Hadn't we all been waiting for Pinterest? I know those of us who are visually-inclined definitely were. And further filtered, those visually talented (read: those having an eye for beauty in design or aesthetics) were certainly waiting for Pinterest as well, even if they hadn't expressed it, or even recognized its absence in their daily social media consumption.
Consider another popular form of social media facilitation: Twitter. The word-based application restricts your message to 140-characters, and though it allows the dissemination of images along with your text, that part of it was clearly an afterthought. That, and it's design usually corrals followers into seeing the message first, before the picture.

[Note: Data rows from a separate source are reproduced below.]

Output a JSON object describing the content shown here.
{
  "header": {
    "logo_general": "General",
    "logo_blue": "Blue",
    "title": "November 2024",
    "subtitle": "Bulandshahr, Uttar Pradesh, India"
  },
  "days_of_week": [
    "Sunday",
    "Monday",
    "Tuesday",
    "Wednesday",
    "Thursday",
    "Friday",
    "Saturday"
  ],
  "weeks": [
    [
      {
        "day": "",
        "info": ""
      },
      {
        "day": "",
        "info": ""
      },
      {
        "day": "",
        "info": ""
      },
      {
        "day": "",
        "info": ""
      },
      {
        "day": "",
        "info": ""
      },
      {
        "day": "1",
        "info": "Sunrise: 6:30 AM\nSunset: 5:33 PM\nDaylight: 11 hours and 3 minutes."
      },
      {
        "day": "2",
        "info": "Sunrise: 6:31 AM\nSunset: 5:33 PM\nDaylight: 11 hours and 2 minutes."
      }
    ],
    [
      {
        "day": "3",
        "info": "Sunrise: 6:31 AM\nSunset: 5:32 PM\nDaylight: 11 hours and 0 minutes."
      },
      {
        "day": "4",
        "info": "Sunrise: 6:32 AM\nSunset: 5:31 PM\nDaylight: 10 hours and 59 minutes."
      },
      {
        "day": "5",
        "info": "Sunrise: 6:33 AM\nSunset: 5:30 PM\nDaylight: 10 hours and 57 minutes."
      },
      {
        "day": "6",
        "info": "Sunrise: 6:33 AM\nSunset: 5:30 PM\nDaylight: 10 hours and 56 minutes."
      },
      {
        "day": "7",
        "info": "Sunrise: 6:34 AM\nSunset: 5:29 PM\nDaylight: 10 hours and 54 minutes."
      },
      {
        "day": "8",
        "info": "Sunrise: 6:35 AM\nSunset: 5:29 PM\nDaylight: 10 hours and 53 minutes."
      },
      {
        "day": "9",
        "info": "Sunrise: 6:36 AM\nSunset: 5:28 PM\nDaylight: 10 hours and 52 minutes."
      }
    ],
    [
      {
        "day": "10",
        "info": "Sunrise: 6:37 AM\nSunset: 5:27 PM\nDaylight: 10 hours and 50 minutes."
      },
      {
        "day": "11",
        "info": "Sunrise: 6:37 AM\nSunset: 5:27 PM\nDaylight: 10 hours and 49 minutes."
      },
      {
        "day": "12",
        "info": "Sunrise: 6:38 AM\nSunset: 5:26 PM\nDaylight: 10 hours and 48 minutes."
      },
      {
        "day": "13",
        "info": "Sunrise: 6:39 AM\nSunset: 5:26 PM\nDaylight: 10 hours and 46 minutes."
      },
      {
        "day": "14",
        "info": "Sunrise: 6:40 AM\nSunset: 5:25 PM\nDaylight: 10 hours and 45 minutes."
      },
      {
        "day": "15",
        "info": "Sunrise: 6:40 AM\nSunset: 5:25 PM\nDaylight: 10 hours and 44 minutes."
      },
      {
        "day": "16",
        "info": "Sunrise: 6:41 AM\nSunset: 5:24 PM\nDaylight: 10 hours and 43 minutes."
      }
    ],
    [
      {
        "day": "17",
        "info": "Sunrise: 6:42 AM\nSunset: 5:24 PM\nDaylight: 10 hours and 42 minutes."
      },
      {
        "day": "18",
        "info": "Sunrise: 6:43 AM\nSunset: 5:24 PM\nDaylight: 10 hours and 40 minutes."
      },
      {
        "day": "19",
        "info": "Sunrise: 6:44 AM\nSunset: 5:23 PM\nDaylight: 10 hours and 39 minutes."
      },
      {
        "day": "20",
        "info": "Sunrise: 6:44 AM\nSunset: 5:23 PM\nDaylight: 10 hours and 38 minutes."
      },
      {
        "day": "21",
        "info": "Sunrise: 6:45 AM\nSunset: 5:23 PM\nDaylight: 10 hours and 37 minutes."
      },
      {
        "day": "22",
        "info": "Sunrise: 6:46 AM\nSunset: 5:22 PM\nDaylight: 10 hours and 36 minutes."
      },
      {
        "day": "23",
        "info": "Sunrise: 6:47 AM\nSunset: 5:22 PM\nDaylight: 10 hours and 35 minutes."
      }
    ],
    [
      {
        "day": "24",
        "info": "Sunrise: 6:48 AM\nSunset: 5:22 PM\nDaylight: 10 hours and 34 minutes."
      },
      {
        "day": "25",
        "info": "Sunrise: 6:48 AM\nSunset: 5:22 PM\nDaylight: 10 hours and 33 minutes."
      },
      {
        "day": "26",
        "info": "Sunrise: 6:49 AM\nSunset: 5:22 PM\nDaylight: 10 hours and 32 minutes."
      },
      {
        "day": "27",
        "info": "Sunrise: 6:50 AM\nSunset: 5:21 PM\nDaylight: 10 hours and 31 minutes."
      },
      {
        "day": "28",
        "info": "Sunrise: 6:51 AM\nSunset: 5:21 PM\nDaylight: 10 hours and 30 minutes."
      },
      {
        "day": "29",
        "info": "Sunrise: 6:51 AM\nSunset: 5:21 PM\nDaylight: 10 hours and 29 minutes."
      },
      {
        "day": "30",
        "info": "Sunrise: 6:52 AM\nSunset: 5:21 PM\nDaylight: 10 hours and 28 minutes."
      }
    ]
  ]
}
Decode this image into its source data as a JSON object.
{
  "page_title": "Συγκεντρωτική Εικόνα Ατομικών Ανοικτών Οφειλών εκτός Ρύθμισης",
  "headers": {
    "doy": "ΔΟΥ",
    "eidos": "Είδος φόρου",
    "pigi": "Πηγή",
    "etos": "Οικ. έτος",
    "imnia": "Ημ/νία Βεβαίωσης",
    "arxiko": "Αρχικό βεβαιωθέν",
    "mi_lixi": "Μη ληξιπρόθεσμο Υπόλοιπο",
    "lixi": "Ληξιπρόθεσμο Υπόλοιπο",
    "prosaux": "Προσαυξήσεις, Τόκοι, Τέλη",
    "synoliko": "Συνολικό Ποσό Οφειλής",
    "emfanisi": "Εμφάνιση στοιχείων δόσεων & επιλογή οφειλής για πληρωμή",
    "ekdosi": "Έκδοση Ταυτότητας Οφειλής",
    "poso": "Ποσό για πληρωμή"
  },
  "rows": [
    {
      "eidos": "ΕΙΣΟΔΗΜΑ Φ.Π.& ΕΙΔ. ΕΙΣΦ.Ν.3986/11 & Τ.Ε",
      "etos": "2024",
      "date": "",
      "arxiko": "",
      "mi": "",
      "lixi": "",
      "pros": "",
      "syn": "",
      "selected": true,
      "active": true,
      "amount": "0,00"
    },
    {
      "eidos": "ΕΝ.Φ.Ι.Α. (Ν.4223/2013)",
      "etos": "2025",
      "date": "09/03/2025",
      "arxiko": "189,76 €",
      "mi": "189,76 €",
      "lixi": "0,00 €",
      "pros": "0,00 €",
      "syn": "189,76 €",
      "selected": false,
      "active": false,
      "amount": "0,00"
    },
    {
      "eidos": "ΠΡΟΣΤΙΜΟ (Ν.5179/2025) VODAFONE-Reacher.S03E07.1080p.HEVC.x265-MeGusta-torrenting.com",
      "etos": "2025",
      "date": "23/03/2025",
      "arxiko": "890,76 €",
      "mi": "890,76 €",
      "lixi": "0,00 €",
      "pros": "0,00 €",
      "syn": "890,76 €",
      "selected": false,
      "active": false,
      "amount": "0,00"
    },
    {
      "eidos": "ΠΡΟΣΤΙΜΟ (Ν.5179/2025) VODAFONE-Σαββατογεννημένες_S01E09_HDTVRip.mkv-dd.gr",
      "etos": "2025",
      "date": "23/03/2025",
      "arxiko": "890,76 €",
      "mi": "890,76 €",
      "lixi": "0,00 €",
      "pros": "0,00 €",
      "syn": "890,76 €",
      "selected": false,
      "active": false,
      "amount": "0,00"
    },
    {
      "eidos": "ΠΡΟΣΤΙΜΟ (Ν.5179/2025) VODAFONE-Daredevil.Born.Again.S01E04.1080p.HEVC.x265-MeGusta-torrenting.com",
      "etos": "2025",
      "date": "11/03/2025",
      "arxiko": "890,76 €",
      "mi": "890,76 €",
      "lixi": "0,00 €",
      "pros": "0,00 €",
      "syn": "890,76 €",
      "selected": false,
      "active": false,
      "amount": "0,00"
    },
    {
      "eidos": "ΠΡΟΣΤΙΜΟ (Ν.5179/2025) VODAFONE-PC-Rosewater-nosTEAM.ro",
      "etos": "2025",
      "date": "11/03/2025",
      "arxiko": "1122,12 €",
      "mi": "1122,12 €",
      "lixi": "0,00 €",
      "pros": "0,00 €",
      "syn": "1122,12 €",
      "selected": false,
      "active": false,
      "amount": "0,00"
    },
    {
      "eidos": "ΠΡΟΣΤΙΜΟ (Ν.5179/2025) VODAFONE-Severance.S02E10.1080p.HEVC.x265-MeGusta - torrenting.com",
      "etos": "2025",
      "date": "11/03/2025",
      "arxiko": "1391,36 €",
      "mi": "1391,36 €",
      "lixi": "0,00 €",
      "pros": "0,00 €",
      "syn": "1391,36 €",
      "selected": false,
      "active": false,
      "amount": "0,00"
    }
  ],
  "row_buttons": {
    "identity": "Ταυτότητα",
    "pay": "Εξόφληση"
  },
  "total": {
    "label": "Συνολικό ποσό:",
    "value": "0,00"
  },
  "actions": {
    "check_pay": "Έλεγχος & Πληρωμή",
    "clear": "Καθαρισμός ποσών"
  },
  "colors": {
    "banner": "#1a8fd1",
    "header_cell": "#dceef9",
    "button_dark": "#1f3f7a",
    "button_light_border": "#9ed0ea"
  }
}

Pinterest starts with the image and goes from there.
Personally, this is my preferred method of reading. Almost like riding a roller coaster from hell, my reading style starts on the visual side before going deep into then subject matter, then back out to the visual story. Then repeat. It's just my way of processing information. So you could say Pinterest was designed for me'and I'm not the only one.
Try this as an exercise in consuming content.
Browse your Twitter stream. Read each message and see how many you get through in 30 minutes. Then browse your Pinterest stream and see how many you get through in 30 minutes. Which did you enjoy more? In which did you learn more? Which would you spend more time in?
When I did this exercise, Pinterest held my interest much, much longer. And as an information consumer, my appetite was satisfied for a much larger portion of the day.